Senate Crypto Market Structure Vote Delayed as Storm Hits Washington


Why Was the Senate Crypto Markup Delayed?
US lawmakers have postponed several key events tied to digital asset regulation later than a severe winter storm disrupted travel and operations across large parts of the country. The delays affect both congressional efforts to define crypto market structure and coordination between federal financial regulators.
The Senate Agriculture Committee has moved a scheduled markup of its crypto market structure bill from Tuesday to Thursday. A spokesperson for Committee Chair John Boozman said the delay applied to consideration of the Digital Commodity Intermediaries Act, the panel’s proposal to clarify the authority over digital asset markets.
While the committee did not formally cite weather as the reason, the postponement followed a storm that caused widespread power outages, flight cancellations, and school closures, including in Washington, D.C. Local reports described treacherous road conditions over the weekend, limiting the ability of lawmakers and staff to attend in-person proceedings.
Investor Takeaway
Regulators Also Push Back Joint Crypto Oversight Event
The storm-related disruption extended beyond Capitol Hill. The said on Monday that a joint event with the Securities and platform Commission focused on crypto oversight coordination would be delayed by two days, also to Thursday.

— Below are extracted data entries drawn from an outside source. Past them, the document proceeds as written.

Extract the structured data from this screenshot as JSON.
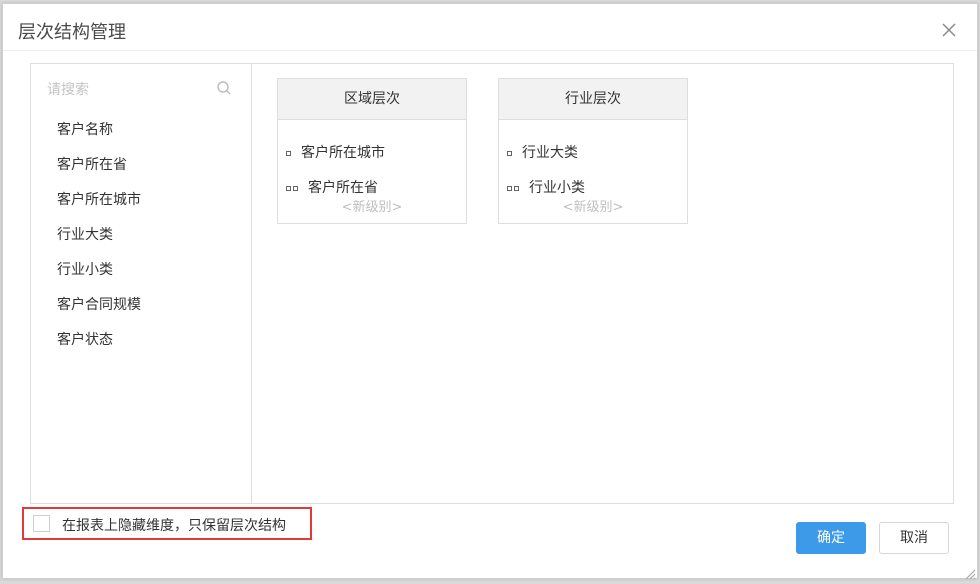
{
  "dialog": {
    "title": "层次结构管理"
  },
  "search": {
    "placeholder": "请搜索"
  },
  "fields": [
    {
      "label": "客户名称"
    },
    {
      "label": "客户所在省"
    },
    {
      "label": "客户所在城市"
    },
    {
      "label": "行业大类"
    },
    {
      "label": "行业小类"
    },
    {
      "label": "客户合同规模"
    },
    {
      "label": "客户状态"
    }
  ],
  "hierarchies": [
    {
      "name": "区域层次",
      "levels": [
        "客户所在城市",
        "客户所在省"
      ],
      "new_level": "<新级别>"
    },
    {
      "name": "行业层次",
      "levels": [
        "行业大类",
        "行业小类"
      ],
      "new_level": "<新级别>"
    }
  ],
  "option": {
    "label": "在报表上隐藏维度，只保留层次结构",
    "checked": false
  },
  "buttons": {
    "ok": "确定",
    "cancel": "取消"
  },
  "colors": {
    "primary": "#3d9ae8",
    "highlight_border": "#e23a3a"
  }
}
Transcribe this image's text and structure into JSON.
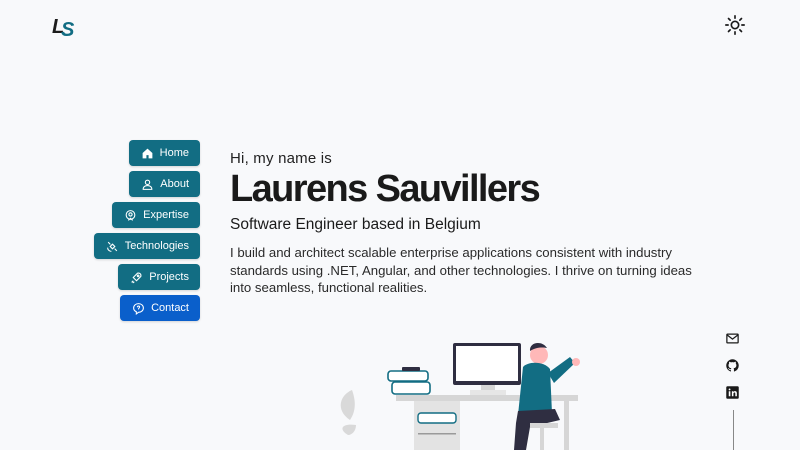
{
  "header": {
    "logo_text": "LS",
    "theme_toggle_icon": "sun-icon"
  },
  "nav": {
    "items": [
      {
        "label": "Home",
        "icon": "home-icon",
        "active": false
      },
      {
        "label": "About",
        "icon": "user-icon",
        "active": false
      },
      {
        "label": "Expertise",
        "icon": "expertise-icon",
        "active": false
      },
      {
        "label": "Technologies",
        "icon": "satellite-icon",
        "active": false
      },
      {
        "label": "Projects",
        "icon": "rocket-icon",
        "active": false
      },
      {
        "label": "Contact",
        "icon": "question-bubble-icon",
        "active": true
      }
    ]
  },
  "hero": {
    "greeting": "Hi, my name is",
    "name": "Laurens Sauvillers",
    "role": "Software Engineer based in Belgium",
    "bio": "I build and architect scalable enterprise applications consistent with industry standards using .NET, Angular, and other technologies. I thrive on turning ideas into seamless, functional realities."
  },
  "socials": [
    {
      "icon": "mail-icon"
    },
    {
      "icon": "github-icon"
    },
    {
      "icon": "linkedin-icon"
    }
  ],
  "colors": {
    "nav_bg": "#126d83",
    "nav_active_bg": "#0a5fcb",
    "logo_dark": "#1c1c1c",
    "logo_accent": "#126d83",
    "background": "#f8f9fb"
  }
}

CFTC Chair Michael Selig and SEC Chair Paul Atkins are now expected to discuss what the agencies described as “harmonization between the two agencies” on digital assets later in the week. The discussion is part of a broader effort to address overlapping jurisdiction and gaps in supervision between the two regulators.
As with the Senate delay, neither agency explicitly linked the rescheduling to the weather. However, the timing closely tracked the storm’s impact on Washington-area operations, suggesting a shared logistical cause.
Second Senate Attempt to Tackle Market Structure
The Agriculture Committee’s markup represents the Senate’s second active attempt to advance a comprehensive this year. Earlier in January, Republican leadership on the Senate Banking Committee canceled a markup of a similar bill, halting that effort without setting a new date.
That earlier cancellation followed public criticism from industry participants. In particular, Coinbase chief executive Brian Armstrong said in a social media post that the platform could not support the Banking Committee bill in its existing form. Senate Banking Chair Tim Scott subsequently said the markup would be canceled indefinitely.
As a result, attention has shifted to the Agriculture Committee, which overviews the CFTC and is pursuing its own approach to defining how should be regulated. The outcome of this markup will be closely watched as an indicator of whether the Senate can move forward on crypto policy at all this session.
Democrats Push Ethics and Foreign Influence Amendments
Lawmakers on the Agriculture Committee are expected to consider 11 amendments when the markup proceeds. Several proposals from Democratic senators focus on ethics and conflicts of interest tied to public officials and the digital asset industry.
One amendment, introduced by Senator Michael Bennet, would incorporate elements of the Digital Asset Ethics Act into the market structure bill. The proposal would bar individuals running for Congress or the White House from , addressing concerns about personal financial exposure influencing policy decisions.
Other amendments are expected to address foreign interference risks, reflecting broader anxiety in Congress about how global crypto markets intersect with national security and election integrity.
For the bill to advance beyond committee, it is expected to require at least some Democratic backing. That reality gives amendments added weight, as they may determine whether the legislation can secure enough support to reach a full Senate vote.
Investor Takeaway
Shutdown Risk Adds Another Layer of Uncertainty
Beyond weather-related disruptions, a larger procedural risk is looming. Lawmakers face a deadline at the end of January to pass a federal funding bill. Failure to reach agreement could trigger a government shutdown.
A shutdown would likely stall committee work and floor votes, further delaying progress on crypto legislation regardless of political support. Market structure proposals would be competing for attention with budget negotiations, limiting the time available for detailed debate.
Taken together, the storm-related delays, unresolved industry disagreements, and funding deadline underline how fragile the crypto policy timeline remains. Even with bipartisan interest in clarifying oversight, external factors continue to sluggish momentum.